Secondo la procura di Genova, che ha indagato e individuato altri mercenari che sarebbero stati attivi nell'oblast ucraino: di fatto territorio russo, il lagarino avrebbe compiuto «azioni, preordinate e violente, dirette a mutare l'ordine costituzionale o a violare l'integrità territoriale dell'Ucraina, Stato estero di cui non era cittadino né stabilmente residente, senza far parte delle forze armate di alcuna delle parti in conflitto».
Un'accusa pesante che prevede una condanna che può andare dai tre agli otto anni. Cosa è successo ora? È successo che dopo l'udienza della scorsa settimana, sono state riviste dalla procura le accuse contro Bertolini. Che aveva per la prima volta parlato davanti al giudice spiegando quello che aveva sempre sostenuto in precedenza («Io non ho mai combattuto») ma argomentando in maniera accurata.
Un racconto che ha trovato conferma anche nelle parole della moglie Diana, comparsa in aula a testimoniare con in braccio il secondogenito. «Quello che è emerso - spiega l'avvocato Scialla - è che se ci sono state delle violazioni si tratta di comportamenti che prevedono delle lievi sanzioni, una pena inferiore ai due anni. Per questo la procura ha chiesto la scarcerazione del mio assistito: per condanne possibili sotto i due anni non è prevista la carcerazione preventiva». La richiesta di liberazione è quindi partita dalla stessa procura di Genova, è passata al controllo del giudice che l'ha concessa.
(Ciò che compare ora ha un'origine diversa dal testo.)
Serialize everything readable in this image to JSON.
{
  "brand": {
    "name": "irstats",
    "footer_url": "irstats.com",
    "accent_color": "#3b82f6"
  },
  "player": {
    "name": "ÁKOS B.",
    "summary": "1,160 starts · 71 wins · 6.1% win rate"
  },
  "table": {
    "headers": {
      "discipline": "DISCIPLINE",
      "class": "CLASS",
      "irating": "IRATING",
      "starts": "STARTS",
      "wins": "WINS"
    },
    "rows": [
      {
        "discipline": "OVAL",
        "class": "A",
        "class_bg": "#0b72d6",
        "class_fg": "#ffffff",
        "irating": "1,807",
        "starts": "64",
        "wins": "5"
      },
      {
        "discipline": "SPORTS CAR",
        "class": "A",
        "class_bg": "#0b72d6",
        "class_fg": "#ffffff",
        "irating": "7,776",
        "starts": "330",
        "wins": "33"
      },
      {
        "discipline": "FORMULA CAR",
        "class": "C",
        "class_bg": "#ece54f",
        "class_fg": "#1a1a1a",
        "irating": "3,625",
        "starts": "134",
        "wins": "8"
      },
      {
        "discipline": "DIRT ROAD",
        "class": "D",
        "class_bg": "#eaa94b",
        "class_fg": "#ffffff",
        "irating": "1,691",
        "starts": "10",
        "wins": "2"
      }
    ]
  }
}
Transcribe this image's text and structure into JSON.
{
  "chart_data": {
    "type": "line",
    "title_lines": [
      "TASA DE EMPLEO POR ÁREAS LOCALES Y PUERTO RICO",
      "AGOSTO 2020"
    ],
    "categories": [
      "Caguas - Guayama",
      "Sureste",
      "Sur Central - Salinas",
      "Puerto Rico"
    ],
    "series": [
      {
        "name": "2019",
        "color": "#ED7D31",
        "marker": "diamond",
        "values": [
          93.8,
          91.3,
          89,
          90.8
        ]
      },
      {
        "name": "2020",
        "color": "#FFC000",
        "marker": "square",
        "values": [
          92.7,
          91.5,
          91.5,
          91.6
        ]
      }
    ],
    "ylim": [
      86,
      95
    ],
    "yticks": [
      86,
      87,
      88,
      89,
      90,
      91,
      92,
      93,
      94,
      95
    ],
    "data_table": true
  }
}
E così Alessandro Bertolini è tornato a Manzano, nella casa che aveva lasciato a 19 anni. Prima la sua destinazione era stata l'Australia dove aveva iniziato l'attività di apicoltore, Poi a 22 anni l'arrivo nel Donbass. Qui ha conosciuto Diana e insieme hanno cercato di formare la loro famiglia lì. Bertolini ha ammesso di aver sì sparato al poligono e rilasciato interviste di sostegno alla questione russa, ma ha anche chiarito di non aver mai combattuto.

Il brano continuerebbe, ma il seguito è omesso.